Review Summary: Everything heavy metal stands for is bottled up into this legendary 55-minute musical whirlwind; an absolute classic.
When it comes to music, rarely is anything more depressing than watching one of your favorite bands fall from grace. For some bands, it might seem inevitable because of how many albums they put out in a certain amount of time; just look at Technical Ecstasy and Never Say Die! by metal legends Black Sabbath for a good example of that. Others quickly fizzle out after just a few albums and are never heard from again; it all depends on how well the band can keep up with its competition and continually deliver musical freshness. Off the top of my head, I can certainly think of many great bands who became fallen angels over time; Metallica, Queensryche, Yes, etc. However, perhaps one of the worst cases would be with Judas Priest's 1986 disappointment Turbo. Why? Because the streak of albums from 1976's Sad Wings of Destiny to 1984's Defenders of the Faith (probably barring Point of Entry) is not only one of the best album streaks in metal history, but possibly music history overall. The band were truly releasing classic after classic, each new record sounding fresh and unique in its own way.

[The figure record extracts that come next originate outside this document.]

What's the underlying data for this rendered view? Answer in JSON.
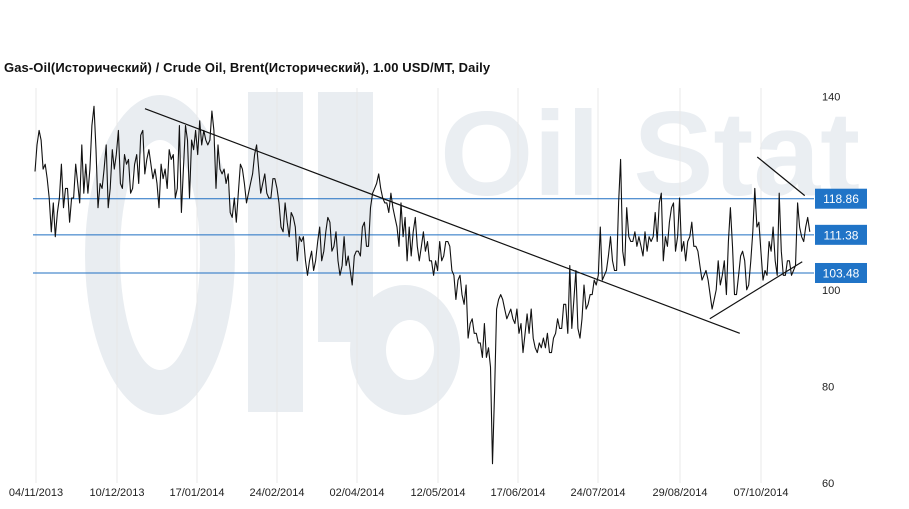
{
  "chart_data": {
    "type": "line",
    "title": "Gas-Oil(Исторический) / Crude Oil, Brent(Исторический), 1.00 USD/MT, Daily",
    "xlabel": "",
    "ylabel": "",
    "x_tick_labels": [
      "04/11/2013",
      "10/12/2013",
      "17/01/2014",
      "24/02/2014",
      "02/04/2014",
      "12/05/2014",
      "17/06/2014",
      "24/07/2014",
      "29/08/2014",
      "07/10/2014"
    ],
    "y_ticks": [
      140,
      100,
      80,
      60
    ],
    "ylim": [
      60,
      140
    ],
    "grid": "vertical",
    "y_axis_position": "right",
    "series": [
      {
        "values": [
          124.5,
          130,
          133,
          131,
          125,
          126,
          123,
          119,
          112,
          118,
          111,
          116,
          119,
          126,
          117,
          121,
          121,
          114,
          119,
          119,
          126,
          122,
          118,
          130,
          120,
          126,
          120,
          125,
          134,
          138,
          129,
          117,
          122,
          121,
          125,
          130,
          117,
          121,
          129,
          125,
          128,
          133,
          122,
          121,
          128,
          126,
          127,
          120,
          121,
          126,
          128,
          122,
          132,
          133,
          124,
          127,
          129,
          126,
          123,
          125,
          122,
          117,
          126,
          123,
          125,
          121,
          129,
          127,
          128,
          119,
          121,
          134,
          116,
          125,
          134,
          131,
          119,
          131,
          129,
          133,
          128,
          135,
          130,
          133,
          131,
          130,
          131,
          137,
          133,
          121,
          130,
          125,
          124,
          125,
          122,
          124,
          116,
          115,
          119,
          114,
          120,
          126,
          125,
          122,
          118,
          120,
          122,
          124,
          128,
          130,
          125,
          120,
          122,
          124,
          120,
          119,
          119,
          123,
          123,
          121,
          118,
          113,
          112,
          118,
          114,
          111,
          116,
          115,
          113,
          106,
          111,
          110,
          111,
          106,
          103,
          106,
          108,
          104,
          106,
          110,
          113,
          106,
          108,
          112,
          115,
          114,
          108,
          109,
          112,
          106,
          103,
          105,
          111,
          105,
          107,
          104,
          101,
          107,
          108,
          108,
          107,
          113,
          114,
          109,
          109,
          117,
          120,
          121,
          122,
          124,
          121,
          119,
          118,
          118,
          116,
          120,
          117,
          115,
          113,
          109,
          118,
          111,
          115,
          106,
          113,
          107,
          112,
          115,
          109,
          106,
          109,
          112,
          108,
          110,
          106,
          106,
          103,
          106,
          104,
          110,
          106,
          107,
          110,
          110,
          109,
          104,
          103,
          98,
          102,
          103,
          99,
          97,
          101,
          90,
          93,
          94,
          91,
          91,
          89,
          89,
          86,
          93,
          86,
          88,
          84,
          64,
          79,
          96,
          98,
          99,
          98,
          96,
          94,
          95,
          96,
          94,
          93,
          96,
          91,
          93,
          87,
          91,
          95,
          91,
          96,
          90,
          88,
          87,
          89,
          88,
          90,
          88,
          91,
          87,
          87,
          90,
          91,
          94,
          92,
          92,
          97,
          97,
          91,
          105,
          92,
          98,
          104,
          92,
          90,
          94,
          101,
          96,
          97,
          99,
          99,
          102,
          101,
          103,
          113,
          102,
          103,
          104,
          107,
          111,
          106,
          104,
          104,
          118,
          127,
          108,
          105,
          117,
          111,
          110,
          110,
          112,
          109,
          111,
          109,
          107,
          112,
          108,
          111,
          110,
          111,
          116,
          110,
          118,
          120,
          106,
          111,
          109,
          114,
          117,
          118,
          108,
          111,
          119,
          108,
          110,
          106,
          110,
          111,
          114,
          109,
          109,
          108,
          105,
          102,
          103,
          104,
          102,
          99,
          96,
          98,
          100,
          106,
          101,
          103,
          106,
          99,
          110,
          117,
          109,
          99,
          99,
          103,
          107,
          108,
          106,
          100,
          101,
          106,
          112,
          121,
          113,
          114,
          108,
          102,
          104,
          103,
          110,
          108,
          113,
          106,
          103,
          120,
          108,
          103,
          103,
          106,
          106,
          103,
          104,
          105,
          118,
          113,
          111,
          110,
          113,
          115,
          112
        ]
      }
    ],
    "levels": [
      {
        "value": 118.86,
        "label": "118.86"
      },
      {
        "value": 111.38,
        "label": "111.38"
      },
      {
        "value": 103.48,
        "label": "103.48"
      }
    ],
    "trendlines": [
      {
        "from": [
          44,
          137.5
        ],
        "to": [
          282,
          91
        ]
      },
      {
        "from": [
          289,
          127.5
        ],
        "to": [
          308,
          119.5
        ]
      },
      {
        "from": [
          270,
          94
        ],
        "to": [
          307,
          105.8
        ]
      }
    ],
    "colors": {
      "series": "#111111",
      "levels": "#1f6fc2",
      "level_badge": "#2074c7",
      "trendline": "#111111",
      "grid": "#e8e8e8",
      "watermark": "#e9edf1"
    },
    "watermark": "Oil Stat"
  }
}
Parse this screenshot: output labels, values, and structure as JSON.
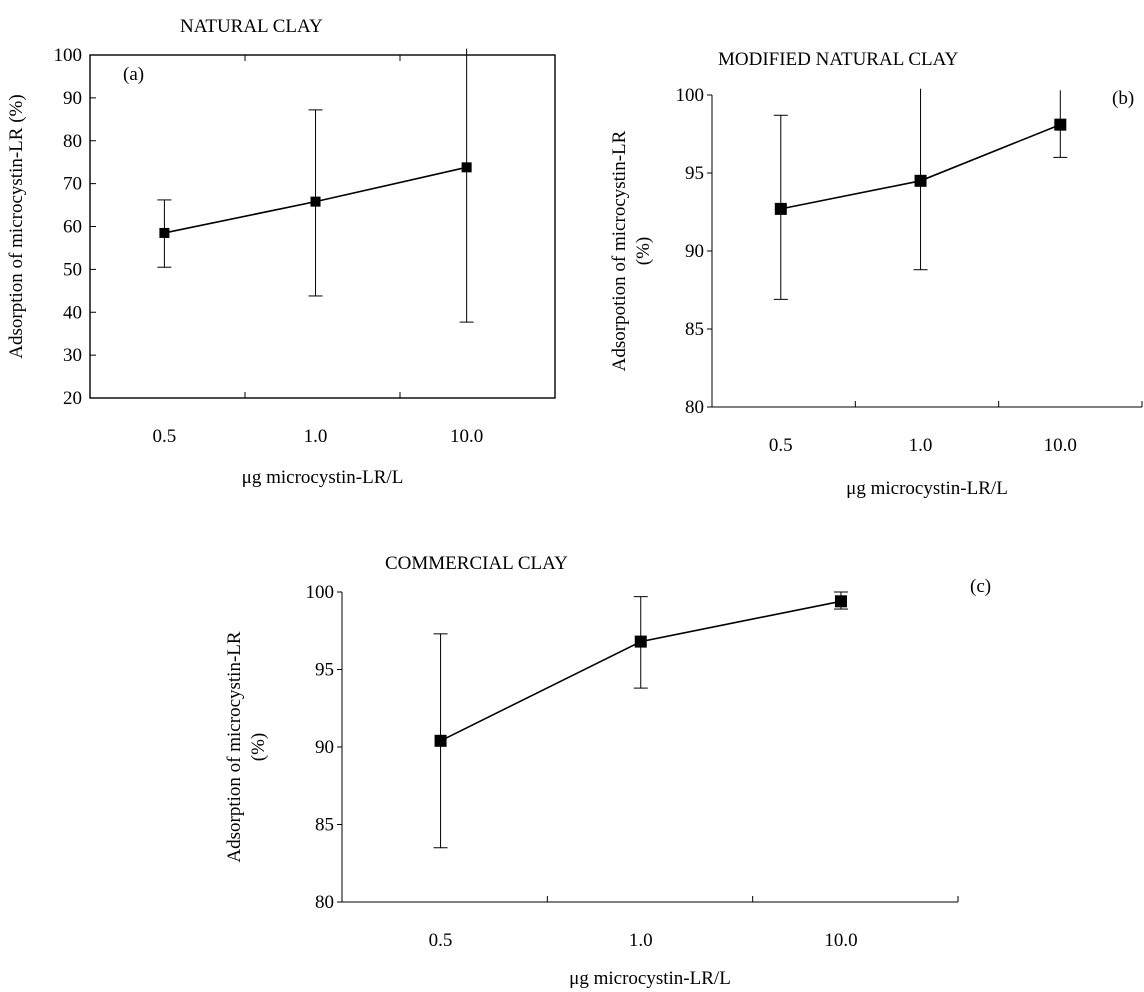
{
  "chart_data": [
    {
      "id": "a",
      "type": "line",
      "title": "NATURAL CLAY",
      "panel_label": "(a)",
      "xlabel": "μg microcystin-LR/L",
      "ylabel": "Adsorption of microcystin-LR (%)",
      "ylabel_lines": [
        "Adsorption of microcystin-LR (%)"
      ],
      "categories": [
        "0.5",
        "1.0",
        "10.0"
      ],
      "values": [
        58.5,
        65.8,
        73.8
      ],
      "error_upper": [
        66.2,
        87.2,
        101.5
      ],
      "error_lower": [
        50.5,
        43.8,
        37.7
      ],
      "ylim": [
        20,
        100
      ],
      "yticks": [
        20,
        30,
        40,
        50,
        60,
        70,
        80,
        90,
        100
      ],
      "frame": "box"
    },
    {
      "id": "b",
      "type": "line",
      "title": "MODIFIED NATURAL CLAY",
      "panel_label": "(b)",
      "xlabel": "μg microcystin-LR/L",
      "ylabel": "Adsorpotion of microcystin-LR (%)",
      "ylabel_lines": [
        "Adsorpotion of microcystin-LR",
        "(%)"
      ],
      "categories": [
        "0.5",
        "1.0",
        "10.0"
      ],
      "values": [
        92.7,
        94.5,
        98.1
      ],
      "error_upper": [
        98.7,
        100.4,
        100.3
      ],
      "error_lower": [
        86.9,
        88.8,
        96.0
      ],
      "ylim": [
        80,
        100
      ],
      "yticks": [
        80,
        85,
        90,
        95,
        100
      ],
      "frame": "axes"
    },
    {
      "id": "c",
      "type": "line",
      "title": "COMMERCIAL CLAY",
      "panel_label": "(c)",
      "xlabel": "μg microcystin-LR/L",
      "ylabel": "Adsorption of microcystin-LR (%)",
      "ylabel_lines": [
        "Adsorption of microcystin-LR",
        "(%)"
      ],
      "categories": [
        "0.5",
        "1.0",
        "10.0"
      ],
      "values": [
        90.4,
        96.8,
        99.4
      ],
      "error_upper": [
        97.3,
        99.7,
        100.0
      ],
      "error_lower": [
        83.5,
        93.8,
        98.9
      ],
      "ylim": [
        80,
        100
      ],
      "yticks": [
        80,
        85,
        90,
        95,
        100
      ],
      "frame": "axes"
    }
  ]
}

Granted, Turbo wasn't a godawful album or anything; it just happened to be exceptionally mediocre and boring compared to such a great string of successes. As if that wasn't enough, the band released another dud with Ram it Down; while being faster and more reminiscent of British Steel, it wasn't consistent enough to rival the speed/thrash metal albums on the scene at that time such as Metallica's ...And Justice for All. Clearly the band needed to reinvent their proverbial wheel and freshen up their songwriting to stay relevant, and in hiring Racer X drummer Scott Travis and placing their emphasis on fast-as-hell power/speed metal, they did just that. Painkiller put the band right back on the map and was instantly hailed as a classic by fans and critics alike; to this day, it's known as one of the band's greatest accomplishments. And... yeah, I definitely get behind that as well.
Painkiller isn't a particularly groundbreaking or experimental album; in fact, on the surface it just seems like a standard-issue speed metal affair. There aren't many tricky progressive rhythms and the riffs usually aren't too complex or unorthodox-sounding. No, when you get down to it, the album's greatest strength is just how well everything melds together. Rob Halford's vocals are a perfect fit for this faster, more power metal-esque sound considering his high operatic approach and charismatic delivery; Glenn Tipton and K.K. Downing supply endless riffs and entertainingly over-the-top solo trade-offs reminiscent of neo-classical metal; Ian Hill and Scott Travis keep the guitarists in check by providing a powerful rhythm section that never goes too far outside of keeping things in line. There are plenty of anthems that metal fans should instantly recognize on here; of course the legendary title track opens things up in epic fashion with an iconic drum solo and a solo that showcases the guitarists' precise and fluid tapping skills. "Metal Meltdown" is the other song that's most notable on the faster end of things, with a trade-off guitar solo section setting the tone for a truly heart-pounding power metal anthem. Rob Halford displays one of the best examples of his vocal power and stamina during the pre-chorus, constantly singing higher and higher with no audible stress on his vocal cords. Other songs, such as "Leather Rebel" and "Hell Patrol" decide to take the intensity down a notch and let the listener breathe a bit; the riffs are still as abundant and creative as ever, but just refreshingly different tempos. While this album is indeed very well-composed, the atmosphere and ambition are what take it to the next level; as cliched as the term is, the best word to describe the entire experience is "epic." Everything feels big, from the soaring vocals and the guitar duels to the near-constant barrage of intense riffs and power metal-oriented lyrics. Some songs change the atmosphere up a bit, such as the eerie synth-laden power ballad "A Touch of Evil" or the dark fantasy elements of the highly melodic "Night Crawler." More than anything, though, the biggest compliment I can give about this album is that every single song is worth listening to. Every song has at least some strengths to make it worthy of repeated listens, and there's a chance that even the weakest songs will end up growing on you in the long run.
What else is there to say? Painkiller is intense, powerful, consistent, well-written, charismatic, varied, and performed by fantastic musicians who pulled everything off almost perfectly. The only thing that might turn people off is the cheesy lyricism, but I find myself enjoying it; it just seems to fit within the epic music it accompanies. If you're into metal, there's no excuse not to have this record; get it immediately if you don't have it yet. It defines heavy metal and everything it stands for.